Vers dix heures, la vieille Julienne était partie…

C’est qu’elle ne pouvait plus résister à ce cri douloureux qui résonnait dans sa tête depuis le matin et qu’elle avait entendu de la bouche de son fils. Avec sa devination maternelle, elle comprenait quelle navrante et subite désillusion lui avait arraché ce cri désespéré à son réveil et elle était partie.

En chemin, elle se demandait comment elle allait lui dire cela, à Fernande. À grandes enjambées d’abord, elle n’avançait plus maintenant qu’à petits pas traînants et distraits.

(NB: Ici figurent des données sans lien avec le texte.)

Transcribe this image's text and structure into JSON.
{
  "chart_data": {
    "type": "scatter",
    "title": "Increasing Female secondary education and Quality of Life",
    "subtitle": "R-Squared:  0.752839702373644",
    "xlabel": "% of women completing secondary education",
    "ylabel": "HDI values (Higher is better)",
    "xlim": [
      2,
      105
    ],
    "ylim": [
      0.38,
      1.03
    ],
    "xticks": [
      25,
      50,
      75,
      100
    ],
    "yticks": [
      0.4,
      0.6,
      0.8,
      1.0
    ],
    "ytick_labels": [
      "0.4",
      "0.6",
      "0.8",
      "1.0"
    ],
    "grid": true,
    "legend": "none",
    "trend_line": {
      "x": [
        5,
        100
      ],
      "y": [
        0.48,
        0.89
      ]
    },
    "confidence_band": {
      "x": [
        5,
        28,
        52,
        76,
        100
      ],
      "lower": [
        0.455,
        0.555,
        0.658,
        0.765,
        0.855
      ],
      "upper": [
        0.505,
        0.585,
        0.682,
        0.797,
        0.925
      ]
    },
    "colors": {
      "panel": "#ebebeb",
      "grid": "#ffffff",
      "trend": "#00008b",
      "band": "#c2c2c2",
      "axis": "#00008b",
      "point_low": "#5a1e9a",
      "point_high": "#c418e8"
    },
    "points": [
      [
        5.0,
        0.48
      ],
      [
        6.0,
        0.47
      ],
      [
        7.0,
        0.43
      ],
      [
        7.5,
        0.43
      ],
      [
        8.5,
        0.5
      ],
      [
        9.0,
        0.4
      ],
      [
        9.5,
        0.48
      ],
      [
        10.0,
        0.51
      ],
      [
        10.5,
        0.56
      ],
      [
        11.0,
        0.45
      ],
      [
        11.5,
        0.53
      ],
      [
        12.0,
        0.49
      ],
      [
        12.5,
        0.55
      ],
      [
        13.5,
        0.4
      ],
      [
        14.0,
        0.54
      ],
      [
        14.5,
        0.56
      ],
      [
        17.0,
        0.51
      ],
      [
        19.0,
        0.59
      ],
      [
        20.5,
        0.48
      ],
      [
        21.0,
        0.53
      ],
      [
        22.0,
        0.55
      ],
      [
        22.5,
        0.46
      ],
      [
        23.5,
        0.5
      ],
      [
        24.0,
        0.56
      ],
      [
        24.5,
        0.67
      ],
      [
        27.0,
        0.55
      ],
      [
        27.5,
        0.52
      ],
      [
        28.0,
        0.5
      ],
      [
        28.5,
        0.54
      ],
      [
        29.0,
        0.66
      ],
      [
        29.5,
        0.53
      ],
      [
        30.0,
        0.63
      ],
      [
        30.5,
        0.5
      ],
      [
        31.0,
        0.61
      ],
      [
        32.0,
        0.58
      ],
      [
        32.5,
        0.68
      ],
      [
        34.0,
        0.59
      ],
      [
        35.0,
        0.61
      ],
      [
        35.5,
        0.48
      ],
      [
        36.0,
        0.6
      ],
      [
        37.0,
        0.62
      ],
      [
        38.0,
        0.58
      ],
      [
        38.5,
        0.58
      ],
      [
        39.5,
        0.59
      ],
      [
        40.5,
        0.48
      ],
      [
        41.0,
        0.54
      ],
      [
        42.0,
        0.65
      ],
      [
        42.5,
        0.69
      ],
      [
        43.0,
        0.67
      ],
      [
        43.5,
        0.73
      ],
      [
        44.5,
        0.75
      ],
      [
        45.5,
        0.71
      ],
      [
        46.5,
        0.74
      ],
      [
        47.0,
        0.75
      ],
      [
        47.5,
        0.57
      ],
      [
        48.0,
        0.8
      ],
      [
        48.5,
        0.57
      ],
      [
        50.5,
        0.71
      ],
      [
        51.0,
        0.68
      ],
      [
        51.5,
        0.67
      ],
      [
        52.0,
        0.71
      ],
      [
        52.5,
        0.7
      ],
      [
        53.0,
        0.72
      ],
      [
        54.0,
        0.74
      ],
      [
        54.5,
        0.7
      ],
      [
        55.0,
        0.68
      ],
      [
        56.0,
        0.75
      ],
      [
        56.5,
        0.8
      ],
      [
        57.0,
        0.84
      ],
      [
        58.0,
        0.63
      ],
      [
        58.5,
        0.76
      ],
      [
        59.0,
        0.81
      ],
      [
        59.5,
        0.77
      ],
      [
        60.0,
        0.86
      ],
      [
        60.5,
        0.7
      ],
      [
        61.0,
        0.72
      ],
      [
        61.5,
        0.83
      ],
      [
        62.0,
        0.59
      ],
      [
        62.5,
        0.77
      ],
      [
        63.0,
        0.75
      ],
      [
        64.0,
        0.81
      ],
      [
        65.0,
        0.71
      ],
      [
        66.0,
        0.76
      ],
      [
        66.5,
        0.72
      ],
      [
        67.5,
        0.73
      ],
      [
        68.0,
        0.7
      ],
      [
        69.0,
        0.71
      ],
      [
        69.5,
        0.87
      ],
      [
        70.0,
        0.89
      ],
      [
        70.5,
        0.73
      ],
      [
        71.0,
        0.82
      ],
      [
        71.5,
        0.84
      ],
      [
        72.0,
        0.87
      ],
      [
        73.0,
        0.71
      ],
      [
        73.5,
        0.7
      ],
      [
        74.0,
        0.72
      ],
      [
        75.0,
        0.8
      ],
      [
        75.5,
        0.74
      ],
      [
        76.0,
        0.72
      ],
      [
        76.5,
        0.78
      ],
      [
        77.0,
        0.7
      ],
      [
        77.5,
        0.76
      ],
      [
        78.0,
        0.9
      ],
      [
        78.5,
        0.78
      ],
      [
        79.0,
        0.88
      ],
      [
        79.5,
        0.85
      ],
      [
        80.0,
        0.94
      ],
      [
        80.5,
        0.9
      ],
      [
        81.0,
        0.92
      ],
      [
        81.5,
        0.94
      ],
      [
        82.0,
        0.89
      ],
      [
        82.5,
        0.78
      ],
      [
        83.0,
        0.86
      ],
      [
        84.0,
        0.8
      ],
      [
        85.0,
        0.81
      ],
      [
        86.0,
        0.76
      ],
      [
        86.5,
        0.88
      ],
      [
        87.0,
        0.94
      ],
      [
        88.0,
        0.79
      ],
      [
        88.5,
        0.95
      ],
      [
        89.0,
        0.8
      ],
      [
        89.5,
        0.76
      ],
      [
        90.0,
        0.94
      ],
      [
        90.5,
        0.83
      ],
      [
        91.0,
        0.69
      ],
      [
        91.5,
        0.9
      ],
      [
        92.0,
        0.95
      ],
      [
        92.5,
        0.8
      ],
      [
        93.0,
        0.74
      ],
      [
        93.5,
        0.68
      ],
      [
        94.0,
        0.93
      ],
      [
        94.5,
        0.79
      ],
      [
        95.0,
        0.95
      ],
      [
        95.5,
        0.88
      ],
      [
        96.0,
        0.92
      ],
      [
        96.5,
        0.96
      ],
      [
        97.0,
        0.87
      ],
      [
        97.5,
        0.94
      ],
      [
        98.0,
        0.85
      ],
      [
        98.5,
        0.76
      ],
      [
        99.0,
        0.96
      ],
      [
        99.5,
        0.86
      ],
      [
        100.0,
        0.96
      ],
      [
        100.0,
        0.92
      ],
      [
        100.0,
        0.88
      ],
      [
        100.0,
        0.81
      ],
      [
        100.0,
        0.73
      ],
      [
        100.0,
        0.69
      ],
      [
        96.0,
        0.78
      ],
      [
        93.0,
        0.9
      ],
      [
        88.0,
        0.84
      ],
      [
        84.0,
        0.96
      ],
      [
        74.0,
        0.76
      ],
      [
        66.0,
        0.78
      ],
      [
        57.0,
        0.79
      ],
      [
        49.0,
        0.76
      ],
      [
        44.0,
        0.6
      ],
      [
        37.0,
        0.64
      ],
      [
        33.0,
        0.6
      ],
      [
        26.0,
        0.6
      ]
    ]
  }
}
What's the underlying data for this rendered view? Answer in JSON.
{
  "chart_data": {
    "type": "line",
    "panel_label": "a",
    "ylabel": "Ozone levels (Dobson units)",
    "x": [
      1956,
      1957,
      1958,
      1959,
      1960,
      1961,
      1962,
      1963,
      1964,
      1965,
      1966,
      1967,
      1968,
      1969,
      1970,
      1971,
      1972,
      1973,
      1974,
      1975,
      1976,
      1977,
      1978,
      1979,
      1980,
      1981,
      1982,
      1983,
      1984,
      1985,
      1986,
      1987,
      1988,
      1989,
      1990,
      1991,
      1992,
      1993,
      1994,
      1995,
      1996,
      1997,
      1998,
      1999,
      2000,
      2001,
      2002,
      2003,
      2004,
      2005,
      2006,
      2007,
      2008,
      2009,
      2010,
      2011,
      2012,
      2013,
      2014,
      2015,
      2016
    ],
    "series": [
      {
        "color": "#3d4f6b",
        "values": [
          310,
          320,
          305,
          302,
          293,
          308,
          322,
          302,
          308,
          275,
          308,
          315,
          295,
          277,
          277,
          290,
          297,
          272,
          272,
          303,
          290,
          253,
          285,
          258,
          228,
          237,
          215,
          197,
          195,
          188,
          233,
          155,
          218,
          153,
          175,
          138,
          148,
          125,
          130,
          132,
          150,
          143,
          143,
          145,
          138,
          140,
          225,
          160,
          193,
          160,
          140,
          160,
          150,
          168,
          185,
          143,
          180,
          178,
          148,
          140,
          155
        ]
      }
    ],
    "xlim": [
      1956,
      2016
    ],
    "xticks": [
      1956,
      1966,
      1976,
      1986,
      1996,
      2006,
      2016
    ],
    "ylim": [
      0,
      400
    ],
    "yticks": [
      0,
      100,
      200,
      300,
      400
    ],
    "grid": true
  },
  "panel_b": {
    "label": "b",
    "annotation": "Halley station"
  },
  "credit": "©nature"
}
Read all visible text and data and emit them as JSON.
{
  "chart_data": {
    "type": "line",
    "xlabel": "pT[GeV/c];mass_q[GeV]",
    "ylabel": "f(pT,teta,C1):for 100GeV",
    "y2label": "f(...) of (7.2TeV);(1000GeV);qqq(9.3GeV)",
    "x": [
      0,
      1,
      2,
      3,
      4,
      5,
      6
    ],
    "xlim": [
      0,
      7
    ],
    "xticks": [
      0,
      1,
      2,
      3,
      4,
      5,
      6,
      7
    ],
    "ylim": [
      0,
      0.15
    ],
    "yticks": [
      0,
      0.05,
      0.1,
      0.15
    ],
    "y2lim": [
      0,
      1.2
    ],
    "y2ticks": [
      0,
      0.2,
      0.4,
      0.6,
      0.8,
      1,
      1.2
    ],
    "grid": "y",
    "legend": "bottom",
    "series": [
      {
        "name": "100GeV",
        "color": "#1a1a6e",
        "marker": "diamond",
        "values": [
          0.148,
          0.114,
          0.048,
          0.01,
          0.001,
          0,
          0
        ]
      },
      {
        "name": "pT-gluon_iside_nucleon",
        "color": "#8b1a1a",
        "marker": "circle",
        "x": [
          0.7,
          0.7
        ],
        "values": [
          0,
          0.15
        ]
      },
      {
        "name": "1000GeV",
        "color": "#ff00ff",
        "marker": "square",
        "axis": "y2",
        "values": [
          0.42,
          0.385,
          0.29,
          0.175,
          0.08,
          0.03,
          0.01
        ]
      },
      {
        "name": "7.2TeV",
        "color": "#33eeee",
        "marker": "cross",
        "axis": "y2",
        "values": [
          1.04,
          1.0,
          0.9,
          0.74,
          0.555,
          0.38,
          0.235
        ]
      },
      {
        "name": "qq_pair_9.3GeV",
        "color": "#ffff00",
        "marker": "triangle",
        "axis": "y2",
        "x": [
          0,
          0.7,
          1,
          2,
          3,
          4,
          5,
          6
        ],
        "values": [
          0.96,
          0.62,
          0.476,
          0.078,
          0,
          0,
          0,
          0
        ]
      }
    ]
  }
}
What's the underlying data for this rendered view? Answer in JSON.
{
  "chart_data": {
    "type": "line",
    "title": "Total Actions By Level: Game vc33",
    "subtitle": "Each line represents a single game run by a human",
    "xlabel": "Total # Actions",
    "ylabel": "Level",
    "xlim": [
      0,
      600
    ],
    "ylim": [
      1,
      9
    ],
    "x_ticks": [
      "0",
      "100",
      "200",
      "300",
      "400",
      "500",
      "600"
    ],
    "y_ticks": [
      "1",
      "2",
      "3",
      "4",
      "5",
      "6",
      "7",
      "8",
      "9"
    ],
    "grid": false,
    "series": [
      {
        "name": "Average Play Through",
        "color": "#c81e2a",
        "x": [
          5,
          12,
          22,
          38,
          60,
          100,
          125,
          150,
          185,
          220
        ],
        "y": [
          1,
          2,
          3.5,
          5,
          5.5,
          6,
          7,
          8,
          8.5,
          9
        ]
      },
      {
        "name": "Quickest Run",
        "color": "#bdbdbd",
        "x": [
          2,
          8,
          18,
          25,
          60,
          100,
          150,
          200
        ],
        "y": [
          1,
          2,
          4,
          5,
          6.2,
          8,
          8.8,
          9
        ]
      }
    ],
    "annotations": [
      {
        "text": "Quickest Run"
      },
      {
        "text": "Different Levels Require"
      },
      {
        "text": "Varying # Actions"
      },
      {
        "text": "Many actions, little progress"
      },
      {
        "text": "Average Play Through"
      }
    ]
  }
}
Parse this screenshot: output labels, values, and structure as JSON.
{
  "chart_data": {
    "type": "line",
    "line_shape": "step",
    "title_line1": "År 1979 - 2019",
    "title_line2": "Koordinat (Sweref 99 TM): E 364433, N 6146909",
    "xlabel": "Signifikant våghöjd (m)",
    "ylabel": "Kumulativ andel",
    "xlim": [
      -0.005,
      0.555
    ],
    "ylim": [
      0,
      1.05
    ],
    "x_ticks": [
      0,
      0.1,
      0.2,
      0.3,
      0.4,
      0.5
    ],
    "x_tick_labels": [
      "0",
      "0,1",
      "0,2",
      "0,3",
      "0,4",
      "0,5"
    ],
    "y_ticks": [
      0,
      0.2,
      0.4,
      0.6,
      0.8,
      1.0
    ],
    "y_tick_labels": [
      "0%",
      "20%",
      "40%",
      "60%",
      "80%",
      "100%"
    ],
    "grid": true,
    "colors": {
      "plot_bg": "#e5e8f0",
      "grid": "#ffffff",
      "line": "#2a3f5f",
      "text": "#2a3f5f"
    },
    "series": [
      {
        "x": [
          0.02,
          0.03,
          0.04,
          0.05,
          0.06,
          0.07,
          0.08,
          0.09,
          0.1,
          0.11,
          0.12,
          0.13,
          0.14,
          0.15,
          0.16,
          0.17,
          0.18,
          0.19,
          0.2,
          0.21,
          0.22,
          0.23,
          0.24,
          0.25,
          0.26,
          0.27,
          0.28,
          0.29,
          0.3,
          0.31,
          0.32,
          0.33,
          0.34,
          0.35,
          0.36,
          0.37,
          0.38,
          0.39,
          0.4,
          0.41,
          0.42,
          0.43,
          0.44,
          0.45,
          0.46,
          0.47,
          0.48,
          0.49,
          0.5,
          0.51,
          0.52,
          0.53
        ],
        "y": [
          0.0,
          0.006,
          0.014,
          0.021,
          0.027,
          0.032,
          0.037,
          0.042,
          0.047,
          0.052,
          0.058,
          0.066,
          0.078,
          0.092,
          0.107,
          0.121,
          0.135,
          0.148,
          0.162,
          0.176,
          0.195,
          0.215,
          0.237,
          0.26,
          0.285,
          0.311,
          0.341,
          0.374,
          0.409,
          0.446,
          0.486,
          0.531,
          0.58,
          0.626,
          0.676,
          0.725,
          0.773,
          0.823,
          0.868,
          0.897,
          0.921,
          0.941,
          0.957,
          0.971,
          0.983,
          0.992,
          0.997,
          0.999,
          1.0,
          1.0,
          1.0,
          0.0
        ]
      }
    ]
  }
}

Oui, comment lui apprendre que ce pauvre paysan, qui était son fils, l’aimait, elle, d’un amour fou et sans espoir, et elle cherchait d’avance des tournures de phrases. Elle ne parvenait pas toutefois à trouver de mots convenables ; ils exprimaient toujours les choses autrement qu’elle le souhaitait. Car elle ne songeait pas un instant à réveiller en retour l’amour de Fernande, non, c’était seulement sa consolante sympathie qu’elle désirait demander, ou plutôt qu’elle obtiendrait sans doute de son grand cœur sans qu’il soit même nécessaire de la lui demander.

À mesure qu’elle avançait, elle se sentait plus inquiète, plus oppressée, comme chargée d’un poids qui l’aurait écrasée, et elle soupirait péniblement.